Bart De Wever laisse (provisoirement) tomber le communautaire

11/09/17 à 11:07 - Mise à jour à 11:07

Source: Het Laatste Nieuws

L'économie, la sécurité et l'identité seront les trois piliers de la prochaine campagne électorale N-VA, et non le confédéralisme, a annoncé Bart De Wever au congrès de la N-VA qui s'est tenu samedi. "Notre destin communautaire n'est plus entre nos mains", a déclaré le président de parti au quotidien Het Laatste Nieuws.

Bart De Wever laisse (provisoirement) tomber le communautaire

Bart De Wever © BELGA

"Nous n'allons pas faire de cadeau à nos adversaires en misant a priori sur le confédéralisme. Nous verrons bien après les élections", indique De Wever. "Nous ne saurons qu'au soir des élections jusqu'à quel point nous pourrons avancer nos aspirations communautaires." Même s'il y a plus de séparatistes au sein du congrès du parti que dans la direction, le message de Bart De Wever a été applaudi.
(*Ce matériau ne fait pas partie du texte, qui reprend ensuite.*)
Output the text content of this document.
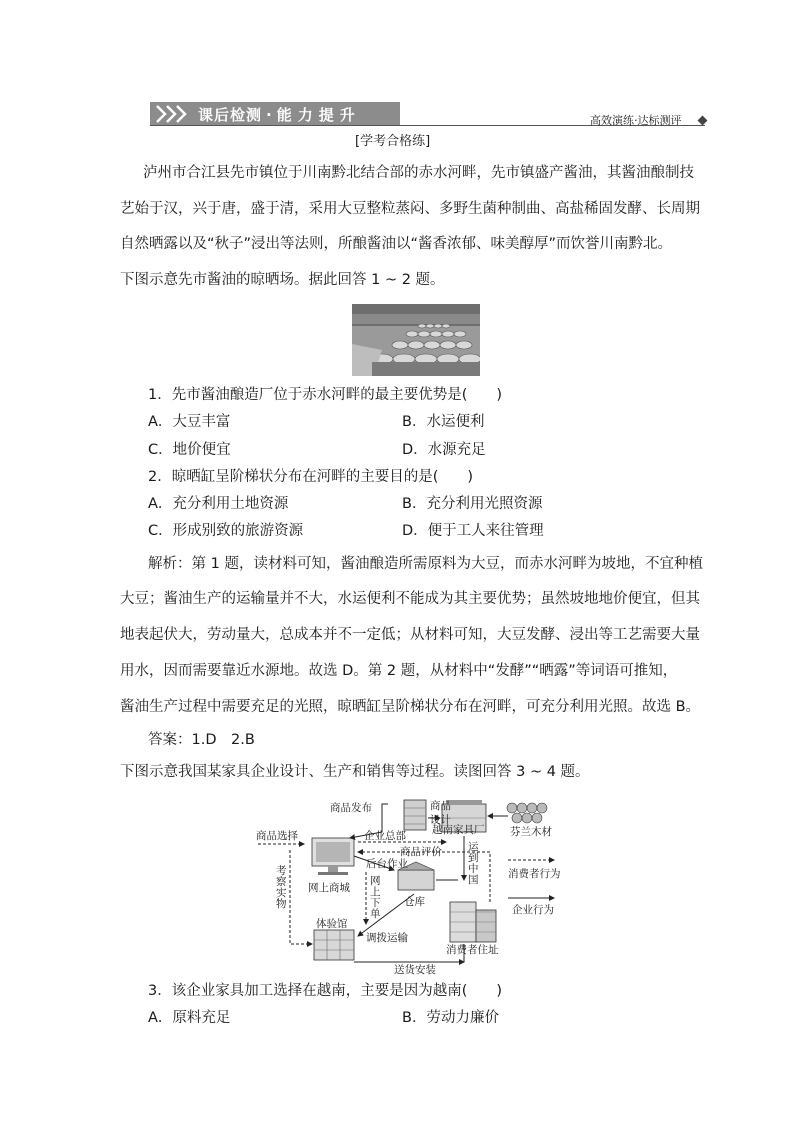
课后检测 · 能力提升	高效演练·达标测评
[学考合格练]
泸州市合江县先市镇位于川南黔北结合部的赤水河畔，先市镇盛产酱油，其酱油酿制技
艺始于汉，兴于唐，盛于清，采用大豆整粒蒸闷、多野生菌种制曲、高盐稀固发酵、长周期
自然晒露以及“秋子”浸出等法则，所酿酱油以“酱香浓郁、味美醇厚”而饮誉川南黔北。
下图示意先市酱油的晾晒场。据此回答 1 ~ 2 题。
1．先市酱油酿造厂位于赤水河畔的最主要优势是(　　)
A．大豆丰富	B．水运便利
C．地价便宜	D．水源充足
2．晾晒缸呈阶梯状分布在河畔的主要目的是(　　)
A．充分利用土地资源	B．充分利用光照资源
C．形成别致的旅游资源	D．便于工人来往管理
解析：第 1 题，读材料可知，酱油酿造所需原料为大豆，而赤水河畔为坡地，不宜种植
大豆；酱油生产的运输量并不大，水运便利不能成为其主要优势；虽然坡地地价便宜，但其
地表起伏大，劳动量大，总成本并不一定低；从材料可知，大豆发酵、浸出等工艺需要大量
用水，因而需要靠近水源地。故选 D。第 2 题，从材料中“发酵”“晒露”等词语可推知，
酱油生产过程中需要充足的光照，晾晒缸呈阶梯状分布在河畔，可充分利用光照。故选 B。
答案：1.D　2.B
下图示意我国某家具企业设计、生产和销售等过程。读图回答 3 ~ 4 题。
商品发布	商品
设计
企业总部 越南家具厂 芬兰木材
商品选择
商品评价
后台作业
运到中国
网上商城
网上下单
仓库
考察实物
体验馆
调拨运输
消费者住址
送货安装
消费者行为
企业行为
3．该企业家具加工选择在越南，主要是因为越南(　　)
A．原料充足	B．劳动力廉价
"Les trois piliers de notre campagne seront l'économie, la sécurité et l'identité. La politique de rétablissement socio-économique des gouvernements Michel et Bourgeois fonctionne. L'économie revit, les entreprises attirent des gens, les employés ont davantage de net. Nous investissons, dans des temps de terrorisme, dans une politique adulte de sûreté et de migration, symbolisée par Jan Jambon et Theo Francken. Et nous allons nous concentrer sur notre propre identité: comment voulons-nous vivre ensemble, sur base de quelles normes et valeurs, et comment concilier cela avec une migration de masse? Les autres partis soufflent le chaud et le froid à ce propos. Je vais être assertif à ce sujet, sans fausse honte sur qui nous sommes", a-t-il déclaré.

Cinquième mandat

Dans les pages du quotidien, Bart De Wever revient également sur sa décision de se présenter pour un cinquième mandat alors que, comme le souligne Het Laatste Nieuws, les statuts de la N-VA n'autorisent même pas un troisième mandat.

"À moins de demander une exception", se défend-il. "Pour cela, il faut une majorité des deux tiers au congrès du parti. Eh bien, je l'ai eue samedi, avec 123 voix favorables, deux contre et trois abstentions". D'autres candidats peuvent se présenter jusqu'au 13 octobre, mais ils n'ont strictement aucune chance contre De Wever, qui est président depuis 2004.

Effet psychologique

Interrogé au sujet du sondage RTL/Le Soir qui crédite la N-VA en Flandre de plus de 30%, le bourgmestre d'Anvers admet que les effets ne sont pas négligeables. "La valeur prédictive de sondages est fausse. Mais je préfère évidemment du bon fake que du mauvais fake. Il y a un effet psychologique. L'ambiance au parti est bonne."

En laissant tomber le communautaire, De Wever fait preuve de loyauté envers le Premier ministre Charles Michel (MR). Il évite à ce dernier de perdre la face par rapport au cdH et au PS. Il ménage également ses partenaires de la coalition, le CD&V et l'Open VLD qui ne sont guère enthousiastes à l'idée d'une septième réforme de l'état. Comme le conclut Het Laatste Nieuws, la N-VA semble préférer le pouvoir au communautaire.